The client... bless them... didn't mention this to me, even though we'd just spent a bunch of time removing mirror sites they'd had up on the .com, .net, and .org variants of their domain and straightening out the confused linking situation. They are a non-profit organization with an online education directory, and they want maximum exposure for their material. The newspaper co-branding brings in lots of visitors.
So, they're not going to take these mirror sites down. The question is, how best to handle the search engine aspect of this? One approach that's been discussed would be to block the spidering of these subdomains. This seems clean and straightforward. My tendency would be to block spidering access and let the Teoma and Google etc index info for subdomains die naturally. Does anyone see any complications from this or reasons not to block spidering access?
User-agent: *
Disallow: /
Although for Google, I think I might do something a bit more creative with Mod Rewrite. (Of course, I'm assuming you're on Unix/Apache)
As the number of the co-branded subdomains grow, Googlebot will stumble across them on a regular basis. Instead of just disallowing Gogglebot, you could send him back to the main site. It could help you get crawled a bit more, and it would be more reliable.
I'm seeing on the new Google results (which are still a little unstable) that an important interior page on the main domain no longer shows any links to it... they've all been credited to one of the subdomained co-branded sites.
As I start exploring the links, I see that some of them are to this page on the main domain, and some of them are to the page on other subdomains... so I think Google is looking at the links to all the subdomains and assigning them to the one that it deems to be most important. If we ban spidering these subdomains, what happens to the links to the subdomains? There are a lot of them.
And, in general, in trying to keep just the main domain indexed by using robots.txt, will we be throwing away links to the subdomains?
>>Is this a problem with search engines? If so, why?<<
Chris - Engines generally don't like dupe content and will drop you because of it. I'm concerned about that with this site, but I'm also concerned about the kind of linking confusion I've just described.

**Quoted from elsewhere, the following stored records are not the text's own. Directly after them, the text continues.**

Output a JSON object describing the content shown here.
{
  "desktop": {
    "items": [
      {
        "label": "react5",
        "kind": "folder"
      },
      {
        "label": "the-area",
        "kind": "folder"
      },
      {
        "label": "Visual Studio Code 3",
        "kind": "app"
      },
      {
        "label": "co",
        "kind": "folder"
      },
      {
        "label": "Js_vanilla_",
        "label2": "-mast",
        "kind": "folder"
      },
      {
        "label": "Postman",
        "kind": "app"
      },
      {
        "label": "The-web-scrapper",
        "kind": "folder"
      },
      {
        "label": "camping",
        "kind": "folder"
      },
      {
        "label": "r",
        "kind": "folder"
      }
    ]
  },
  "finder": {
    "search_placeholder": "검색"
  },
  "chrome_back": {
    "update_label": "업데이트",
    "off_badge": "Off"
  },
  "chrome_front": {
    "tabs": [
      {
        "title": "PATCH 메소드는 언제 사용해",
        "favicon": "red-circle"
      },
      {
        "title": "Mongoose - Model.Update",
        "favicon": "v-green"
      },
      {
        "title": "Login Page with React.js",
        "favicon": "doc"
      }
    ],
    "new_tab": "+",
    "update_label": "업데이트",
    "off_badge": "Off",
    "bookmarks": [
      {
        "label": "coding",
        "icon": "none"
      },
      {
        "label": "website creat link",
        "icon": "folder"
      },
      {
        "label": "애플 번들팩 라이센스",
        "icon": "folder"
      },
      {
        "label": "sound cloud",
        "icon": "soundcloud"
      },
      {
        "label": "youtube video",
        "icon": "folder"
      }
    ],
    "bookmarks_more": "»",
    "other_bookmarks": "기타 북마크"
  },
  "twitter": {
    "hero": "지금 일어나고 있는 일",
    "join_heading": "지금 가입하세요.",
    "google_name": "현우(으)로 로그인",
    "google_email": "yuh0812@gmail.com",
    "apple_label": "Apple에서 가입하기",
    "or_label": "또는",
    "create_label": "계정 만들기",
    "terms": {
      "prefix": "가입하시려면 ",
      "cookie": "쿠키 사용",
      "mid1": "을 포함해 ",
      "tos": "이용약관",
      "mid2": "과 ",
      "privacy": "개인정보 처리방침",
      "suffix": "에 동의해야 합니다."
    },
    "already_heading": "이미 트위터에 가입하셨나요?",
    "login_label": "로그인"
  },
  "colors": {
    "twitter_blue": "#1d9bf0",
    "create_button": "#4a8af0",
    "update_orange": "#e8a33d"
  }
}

At the moment, I'm working on a project very similar to the one Chris mentioned. In those circumsatances, we absolutely do not want the cobranded versions showing up in search engines.

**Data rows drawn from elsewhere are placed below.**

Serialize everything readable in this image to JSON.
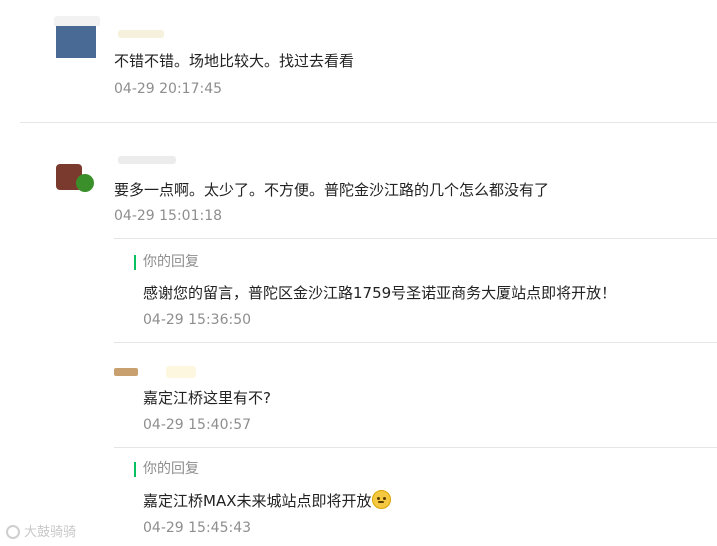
{
  "comments": [
    {
      "text": "不错不错。场地比较大。找过去看看",
      "time": "04-29 20:17:45"
    },
    {
      "text": "要多一点啊。太少了。不方便。普陀金沙江路的几个怎么都没有了",
      "time": "04-29 15:01:18",
      "replies": [
        {
          "label": "你的回复",
          "text": "感谢您的留言，普陀区金沙江路1759号圣诺亚商务大厦站点即将开放！",
          "time": "04-29 15:36:50"
        },
        {
          "text": "嘉定江桥这里有不?",
          "time": "04-29 15:40:57"
        },
        {
          "label": "你的回复",
          "text": "嘉定江桥MAX未来城站点即将开放",
          "time": "04-29 15:45:43",
          "emoji": "smile-emoji"
        }
      ]
    }
  ],
  "watermark": "大鼓骑骑",
  "colors": {
    "accent": "#07c160",
    "muted": "#8e8e8e",
    "text": "#222222"
  }
}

Rather than use robots.txt, we are setting up rewrite rules that will check UA and referring URLS. If Googlebot shows up requesting sobdomain.domain.com access will be denied, and Googlebot would be given domain.com.
You could do something similar with the referral, so anyone requesting subdomain.domain.com would end up getting just domain.com
You can find some great Rewrite examples here [webmasterworld.com].
Word from the system administrator on this site is that there's a potentially big performance hit with Mod Rewrite, because the server would be checking every request for a page to see if it's Googlebot. How big a factor is this?
Consensus for now is to disallow everything in the robots.txt for each subdomain... and then I'd submit the new urls that have already been indexed to Google's 'remove sites,' etc. We'd then see how the main site fares.
We would be losing a few very high page rank links (like from a major newspaper's home page) to the co-branded site... but I think in the long run that keeping the mirrored sites off the engines is important. Any way to do this and confer the link boost to the main domain?